The Story
Why it exists.
The beginning
The Purple Bar draws its name from the clandestine nightlife of interwar Paris, the kind of basement bars where Anaïs Nin and Henry Miller chronicled pleasure as a discipline. In 2021, Luc Gabriel revived Cherigan with this premise: what would those rooms smell like now? A syrupy orange cocktail trembles to imagined music, davana's fruity sweetness cuts through spice, and vanilla warms everything that follows. The fragrance is an answer to that question, not a reconstruction, but a continuation.

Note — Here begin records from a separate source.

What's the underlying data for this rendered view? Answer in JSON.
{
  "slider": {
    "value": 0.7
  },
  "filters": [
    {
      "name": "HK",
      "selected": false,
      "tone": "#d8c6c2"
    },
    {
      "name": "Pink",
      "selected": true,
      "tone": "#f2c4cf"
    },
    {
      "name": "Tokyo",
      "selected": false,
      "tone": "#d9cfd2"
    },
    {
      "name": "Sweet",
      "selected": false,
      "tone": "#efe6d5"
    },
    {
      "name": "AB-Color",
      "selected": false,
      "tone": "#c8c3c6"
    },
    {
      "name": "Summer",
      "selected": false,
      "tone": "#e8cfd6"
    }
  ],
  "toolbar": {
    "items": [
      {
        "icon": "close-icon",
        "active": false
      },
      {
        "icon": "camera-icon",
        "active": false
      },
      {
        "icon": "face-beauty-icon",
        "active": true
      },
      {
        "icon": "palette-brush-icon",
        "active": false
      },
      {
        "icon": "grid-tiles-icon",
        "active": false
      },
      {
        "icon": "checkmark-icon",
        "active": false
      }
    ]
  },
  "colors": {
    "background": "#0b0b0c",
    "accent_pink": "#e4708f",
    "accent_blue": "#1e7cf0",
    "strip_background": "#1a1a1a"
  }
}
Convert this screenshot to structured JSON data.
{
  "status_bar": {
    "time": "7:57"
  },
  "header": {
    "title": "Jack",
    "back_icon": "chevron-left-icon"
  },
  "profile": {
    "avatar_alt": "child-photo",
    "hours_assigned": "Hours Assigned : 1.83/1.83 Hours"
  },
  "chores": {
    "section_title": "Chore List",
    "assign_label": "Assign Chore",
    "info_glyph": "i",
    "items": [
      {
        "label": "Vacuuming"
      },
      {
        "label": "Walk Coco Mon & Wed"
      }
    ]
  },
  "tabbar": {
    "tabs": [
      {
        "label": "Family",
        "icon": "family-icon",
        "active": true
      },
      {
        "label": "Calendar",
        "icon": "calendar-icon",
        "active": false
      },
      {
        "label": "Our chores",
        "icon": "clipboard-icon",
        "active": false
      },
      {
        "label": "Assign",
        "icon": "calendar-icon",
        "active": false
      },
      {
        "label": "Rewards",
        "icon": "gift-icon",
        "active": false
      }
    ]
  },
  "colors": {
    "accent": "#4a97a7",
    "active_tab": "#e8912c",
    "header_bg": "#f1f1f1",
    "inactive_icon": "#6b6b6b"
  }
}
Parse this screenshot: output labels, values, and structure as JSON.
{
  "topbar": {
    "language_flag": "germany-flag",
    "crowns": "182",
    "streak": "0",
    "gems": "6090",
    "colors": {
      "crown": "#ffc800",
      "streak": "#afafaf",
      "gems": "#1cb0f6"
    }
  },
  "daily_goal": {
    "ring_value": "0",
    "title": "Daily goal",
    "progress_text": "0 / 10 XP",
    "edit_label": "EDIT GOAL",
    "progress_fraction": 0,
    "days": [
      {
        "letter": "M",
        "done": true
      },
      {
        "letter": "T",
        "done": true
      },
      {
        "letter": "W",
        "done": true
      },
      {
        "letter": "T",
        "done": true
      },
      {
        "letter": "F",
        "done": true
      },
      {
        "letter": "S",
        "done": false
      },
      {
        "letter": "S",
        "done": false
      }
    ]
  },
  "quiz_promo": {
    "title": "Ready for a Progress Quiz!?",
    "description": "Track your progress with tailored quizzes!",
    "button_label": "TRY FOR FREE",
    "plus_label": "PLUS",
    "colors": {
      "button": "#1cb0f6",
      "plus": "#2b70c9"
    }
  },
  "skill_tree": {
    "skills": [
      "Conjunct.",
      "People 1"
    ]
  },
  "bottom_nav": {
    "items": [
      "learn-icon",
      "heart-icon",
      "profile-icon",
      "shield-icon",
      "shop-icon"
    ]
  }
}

What makes The Purple Bar distinctive is its treatment of sweetness as a structure rather than a characteristic. The candied fruits don't sit on top, they're threaded through the entire composition, present in the opening, woven into the spice heart, and resurrected in the benzoin-vanilla base. It's what stops the cinnamon and clove from reading as purely culinary. Meanwhile, davana, a relative of artemisia with an absinthe-adjacent, herbal-fruity quality, bridges the citrus opening to the resinous drydown in a way that few materials can. The patchouli isn't incidental. It's the floor the sweetness dances on.
The evolution
The opening hits bright and syrupy, orange zest, candied fruit, something almost carbonated about it. You catch that first wave and then, within minutes, the citrus begins to soften while clove and davana lean in, their warmth replacing the initial sparkle. By the second hour the cinnamon has announced itself fully, but it's not the loud cinnamon of spice cabinets, it's the warmth of spice in a warm room, absorbed into bodies. The vanilla and benzoin become unmistakable by the third or fourth hour, turning the fragrance into something skin-close and intimate. The patchouli shows up last, staying longest, grounding everything that came before it.
Cultural impact
The Purple Bar attracts wearers who want the full arc of an evening compressed into a single application, someone who appreciates that the fragrance itself is a kind of narrative, moving from aperitif brightness to intimate warmth without losing coherence. Its moderate sillage and exceptional longevity make it a strong choice for cooler months and evening wear. Among peers in the warm-spicy Oriental space, it occupies its own ground, sweeter than Kenzo Jungle, less animalic than Atkinsons' Pirates' Grand Reserve, and more resinous than most comparably priced niche offerings. The fragrance has found its audience among those who appreciate davana's unusual presence in Western perfumery, drawn to its absinthe-adjacent character as much as its sweetness.